Je voudrais vous parler de trois romans de grande qualité parus ces derniers mois. Avocat connu et reconnu «sur la place de Paris» (comme on dit), spécialiste en droit de la propriété intellectuelle, Emmanuel Pierrat est aussi collectionneur de livres censurés (érotiques), domaine auquel il a consacré plusieurs essais. Il est d’ailleurs l’auteur de très nombreux ouvrages de toutes sortes. Le procès du dragon, sorti en janvier, est un roman qui se distingue à la fois par son propos et par son écriture extrêmement pure et juste. Faisant le tri, pour cause de déménagement, dans des cartons datant de son grand-père, fondateur du cabinet, un avocat tombe sur un dossier qui l’intrigue. Il s’agit d’un procès des années 1920, dont le cadre est l’île de Komodo et dont l’accusé est… un dragon.

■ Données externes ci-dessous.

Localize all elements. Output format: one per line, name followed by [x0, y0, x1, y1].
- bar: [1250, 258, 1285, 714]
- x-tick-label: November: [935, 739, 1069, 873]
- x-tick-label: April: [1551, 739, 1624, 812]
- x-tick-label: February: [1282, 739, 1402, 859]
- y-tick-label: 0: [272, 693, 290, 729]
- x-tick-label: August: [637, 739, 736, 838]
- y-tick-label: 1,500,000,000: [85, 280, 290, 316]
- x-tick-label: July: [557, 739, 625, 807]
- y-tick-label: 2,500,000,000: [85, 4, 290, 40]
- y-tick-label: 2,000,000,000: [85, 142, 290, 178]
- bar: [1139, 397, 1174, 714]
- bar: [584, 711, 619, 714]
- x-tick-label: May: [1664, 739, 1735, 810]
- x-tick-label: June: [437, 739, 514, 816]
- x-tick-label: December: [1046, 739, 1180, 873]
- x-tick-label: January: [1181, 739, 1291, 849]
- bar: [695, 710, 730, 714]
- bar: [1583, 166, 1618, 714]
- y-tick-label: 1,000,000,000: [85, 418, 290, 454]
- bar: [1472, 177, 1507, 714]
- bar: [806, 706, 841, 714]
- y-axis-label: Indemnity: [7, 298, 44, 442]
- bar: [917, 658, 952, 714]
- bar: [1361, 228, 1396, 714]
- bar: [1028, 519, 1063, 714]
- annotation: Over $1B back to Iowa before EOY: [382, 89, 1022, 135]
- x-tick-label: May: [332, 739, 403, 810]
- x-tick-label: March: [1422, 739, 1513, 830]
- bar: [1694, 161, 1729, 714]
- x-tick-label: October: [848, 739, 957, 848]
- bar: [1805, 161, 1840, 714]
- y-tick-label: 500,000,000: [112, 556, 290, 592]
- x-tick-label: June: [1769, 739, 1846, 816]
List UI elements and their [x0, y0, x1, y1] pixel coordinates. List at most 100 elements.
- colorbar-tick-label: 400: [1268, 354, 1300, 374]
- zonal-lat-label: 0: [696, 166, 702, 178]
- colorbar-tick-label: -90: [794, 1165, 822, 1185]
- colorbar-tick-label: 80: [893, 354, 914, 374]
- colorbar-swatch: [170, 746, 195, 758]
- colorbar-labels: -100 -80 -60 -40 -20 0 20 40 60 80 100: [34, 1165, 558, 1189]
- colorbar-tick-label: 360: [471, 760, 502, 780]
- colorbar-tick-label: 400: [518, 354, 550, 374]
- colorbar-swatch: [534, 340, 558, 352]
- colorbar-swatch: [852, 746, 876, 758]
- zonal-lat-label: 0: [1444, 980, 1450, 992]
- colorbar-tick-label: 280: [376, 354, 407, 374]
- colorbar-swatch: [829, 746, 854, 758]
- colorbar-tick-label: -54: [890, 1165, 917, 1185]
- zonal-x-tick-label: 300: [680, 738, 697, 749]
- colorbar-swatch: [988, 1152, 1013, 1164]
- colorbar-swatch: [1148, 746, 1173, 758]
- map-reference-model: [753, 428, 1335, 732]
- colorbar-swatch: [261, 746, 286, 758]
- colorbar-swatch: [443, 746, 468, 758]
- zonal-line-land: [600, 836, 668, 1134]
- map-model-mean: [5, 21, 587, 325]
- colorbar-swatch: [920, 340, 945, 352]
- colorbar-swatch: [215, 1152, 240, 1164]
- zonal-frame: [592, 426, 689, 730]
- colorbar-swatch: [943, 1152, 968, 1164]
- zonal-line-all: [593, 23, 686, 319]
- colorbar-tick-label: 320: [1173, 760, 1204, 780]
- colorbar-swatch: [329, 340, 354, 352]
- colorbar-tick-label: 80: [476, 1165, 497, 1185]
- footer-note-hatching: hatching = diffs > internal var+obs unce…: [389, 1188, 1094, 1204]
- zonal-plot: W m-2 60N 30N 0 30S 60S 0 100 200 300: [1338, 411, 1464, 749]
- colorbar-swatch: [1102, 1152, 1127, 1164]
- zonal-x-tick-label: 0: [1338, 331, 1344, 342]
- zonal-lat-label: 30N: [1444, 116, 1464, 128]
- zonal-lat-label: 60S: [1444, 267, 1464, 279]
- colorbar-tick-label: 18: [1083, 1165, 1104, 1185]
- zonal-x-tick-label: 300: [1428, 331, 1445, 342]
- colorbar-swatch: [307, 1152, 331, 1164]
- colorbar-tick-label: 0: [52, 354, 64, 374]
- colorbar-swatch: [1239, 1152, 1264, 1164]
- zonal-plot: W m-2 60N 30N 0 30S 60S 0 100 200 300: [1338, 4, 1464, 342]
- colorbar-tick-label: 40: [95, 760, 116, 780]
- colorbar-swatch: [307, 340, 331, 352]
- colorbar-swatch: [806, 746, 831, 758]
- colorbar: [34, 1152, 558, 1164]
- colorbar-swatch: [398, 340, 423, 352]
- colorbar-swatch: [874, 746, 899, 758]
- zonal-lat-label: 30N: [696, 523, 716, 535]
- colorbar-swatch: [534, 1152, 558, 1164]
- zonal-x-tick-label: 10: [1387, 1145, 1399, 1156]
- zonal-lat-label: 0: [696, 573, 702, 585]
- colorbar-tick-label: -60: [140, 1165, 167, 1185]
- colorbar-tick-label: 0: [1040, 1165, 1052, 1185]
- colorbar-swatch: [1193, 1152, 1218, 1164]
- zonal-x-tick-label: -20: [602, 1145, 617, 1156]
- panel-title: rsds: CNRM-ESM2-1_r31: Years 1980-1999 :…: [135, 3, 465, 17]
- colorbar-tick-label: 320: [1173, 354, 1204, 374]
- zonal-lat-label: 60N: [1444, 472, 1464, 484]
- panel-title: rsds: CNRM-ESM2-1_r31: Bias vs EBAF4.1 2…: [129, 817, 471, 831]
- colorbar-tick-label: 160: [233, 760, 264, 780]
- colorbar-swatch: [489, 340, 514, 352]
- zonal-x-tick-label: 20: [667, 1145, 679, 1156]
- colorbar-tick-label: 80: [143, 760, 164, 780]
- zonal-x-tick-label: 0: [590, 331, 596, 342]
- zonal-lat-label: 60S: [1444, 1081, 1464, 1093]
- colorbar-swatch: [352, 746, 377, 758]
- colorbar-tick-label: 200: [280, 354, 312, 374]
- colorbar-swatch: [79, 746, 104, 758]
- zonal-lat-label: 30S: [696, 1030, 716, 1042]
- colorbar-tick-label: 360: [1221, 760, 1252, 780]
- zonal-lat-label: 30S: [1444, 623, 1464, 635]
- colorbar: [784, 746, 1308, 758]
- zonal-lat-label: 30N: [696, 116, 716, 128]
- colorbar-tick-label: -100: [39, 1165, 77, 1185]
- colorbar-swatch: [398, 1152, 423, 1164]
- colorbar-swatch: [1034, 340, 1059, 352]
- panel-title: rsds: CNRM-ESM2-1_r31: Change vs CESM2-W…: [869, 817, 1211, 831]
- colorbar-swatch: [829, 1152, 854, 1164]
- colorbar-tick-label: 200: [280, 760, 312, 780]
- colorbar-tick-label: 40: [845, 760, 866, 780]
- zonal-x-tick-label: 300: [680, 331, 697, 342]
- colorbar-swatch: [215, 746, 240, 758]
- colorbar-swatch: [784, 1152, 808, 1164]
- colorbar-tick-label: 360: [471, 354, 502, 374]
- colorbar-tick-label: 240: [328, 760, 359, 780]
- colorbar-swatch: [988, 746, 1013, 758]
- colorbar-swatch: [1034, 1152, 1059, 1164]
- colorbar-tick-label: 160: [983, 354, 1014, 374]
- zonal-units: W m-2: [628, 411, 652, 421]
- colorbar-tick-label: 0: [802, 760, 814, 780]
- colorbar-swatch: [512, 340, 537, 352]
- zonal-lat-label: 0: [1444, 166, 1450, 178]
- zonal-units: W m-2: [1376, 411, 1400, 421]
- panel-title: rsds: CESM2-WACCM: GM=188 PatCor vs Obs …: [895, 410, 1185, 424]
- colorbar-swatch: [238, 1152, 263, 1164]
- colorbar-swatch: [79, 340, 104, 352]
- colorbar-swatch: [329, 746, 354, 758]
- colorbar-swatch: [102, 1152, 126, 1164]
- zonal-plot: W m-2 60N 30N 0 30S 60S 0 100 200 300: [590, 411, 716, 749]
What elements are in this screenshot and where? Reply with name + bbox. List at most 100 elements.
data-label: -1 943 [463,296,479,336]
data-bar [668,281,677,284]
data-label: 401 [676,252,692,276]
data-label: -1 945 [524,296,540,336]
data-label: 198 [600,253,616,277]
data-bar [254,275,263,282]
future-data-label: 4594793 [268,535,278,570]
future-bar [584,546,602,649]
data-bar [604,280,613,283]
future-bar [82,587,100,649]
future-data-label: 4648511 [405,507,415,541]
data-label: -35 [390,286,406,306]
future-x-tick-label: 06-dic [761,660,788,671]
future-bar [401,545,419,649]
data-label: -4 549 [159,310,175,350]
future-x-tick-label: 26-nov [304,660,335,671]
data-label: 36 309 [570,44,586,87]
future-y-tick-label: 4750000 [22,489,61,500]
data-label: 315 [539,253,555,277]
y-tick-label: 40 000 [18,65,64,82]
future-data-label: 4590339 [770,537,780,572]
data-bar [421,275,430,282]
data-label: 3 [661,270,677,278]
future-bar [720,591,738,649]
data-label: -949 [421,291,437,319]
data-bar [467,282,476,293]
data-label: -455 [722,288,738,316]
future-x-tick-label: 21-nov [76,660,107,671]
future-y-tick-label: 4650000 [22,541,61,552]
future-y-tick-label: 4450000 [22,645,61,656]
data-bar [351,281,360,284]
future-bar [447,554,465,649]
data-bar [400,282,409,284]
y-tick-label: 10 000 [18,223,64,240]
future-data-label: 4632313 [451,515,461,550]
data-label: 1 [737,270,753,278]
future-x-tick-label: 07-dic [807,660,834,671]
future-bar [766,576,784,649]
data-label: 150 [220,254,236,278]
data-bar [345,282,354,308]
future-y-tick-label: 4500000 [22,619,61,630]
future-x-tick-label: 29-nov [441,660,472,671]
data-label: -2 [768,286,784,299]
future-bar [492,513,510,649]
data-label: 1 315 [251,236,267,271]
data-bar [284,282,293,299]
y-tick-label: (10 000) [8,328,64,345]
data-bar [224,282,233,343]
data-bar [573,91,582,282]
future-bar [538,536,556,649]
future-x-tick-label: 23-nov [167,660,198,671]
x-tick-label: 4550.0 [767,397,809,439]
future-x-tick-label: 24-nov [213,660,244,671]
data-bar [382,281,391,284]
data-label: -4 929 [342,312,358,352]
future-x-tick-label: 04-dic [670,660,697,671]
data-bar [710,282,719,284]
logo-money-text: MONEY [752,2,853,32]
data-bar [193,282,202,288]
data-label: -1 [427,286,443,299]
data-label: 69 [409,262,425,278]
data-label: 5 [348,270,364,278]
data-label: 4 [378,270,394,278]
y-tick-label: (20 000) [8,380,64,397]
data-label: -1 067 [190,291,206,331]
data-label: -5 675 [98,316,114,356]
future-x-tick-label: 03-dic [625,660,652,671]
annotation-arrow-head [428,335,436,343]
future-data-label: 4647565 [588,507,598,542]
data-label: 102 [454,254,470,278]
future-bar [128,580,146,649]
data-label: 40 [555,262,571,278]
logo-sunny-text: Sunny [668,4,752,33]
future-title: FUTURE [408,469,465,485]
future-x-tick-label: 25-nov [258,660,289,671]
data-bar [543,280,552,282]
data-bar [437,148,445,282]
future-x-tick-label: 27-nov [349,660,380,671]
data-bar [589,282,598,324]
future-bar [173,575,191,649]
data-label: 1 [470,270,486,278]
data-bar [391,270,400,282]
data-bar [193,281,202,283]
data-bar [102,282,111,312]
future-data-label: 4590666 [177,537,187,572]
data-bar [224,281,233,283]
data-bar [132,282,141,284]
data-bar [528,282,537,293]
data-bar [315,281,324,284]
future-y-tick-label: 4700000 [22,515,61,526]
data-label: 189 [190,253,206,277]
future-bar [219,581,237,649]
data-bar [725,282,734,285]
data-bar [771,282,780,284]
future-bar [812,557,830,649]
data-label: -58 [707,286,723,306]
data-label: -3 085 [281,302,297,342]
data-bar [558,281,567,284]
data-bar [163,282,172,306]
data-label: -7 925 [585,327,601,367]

Le roman est construit comme un puzzle – mais chronologique. Se succèdent des notes, documents, lettres, interrogatoires, pièces diverses pour aboutir au procès lui-même. Pierrat nous fait entrer dans un autre monde, une autre culture – où les animaux peuvent être des accusés comme les autres -, avec un sens du romanesque tout à fait probant. Mais c’est aussi par son style que ce bref roman emporte le lecteur. L’avocat sait polir ses mots et ses phrases jusqu’à les débarrasser de tout superflu, de toute graisse inutile, et le résultat est aussi remarquable que passionnant.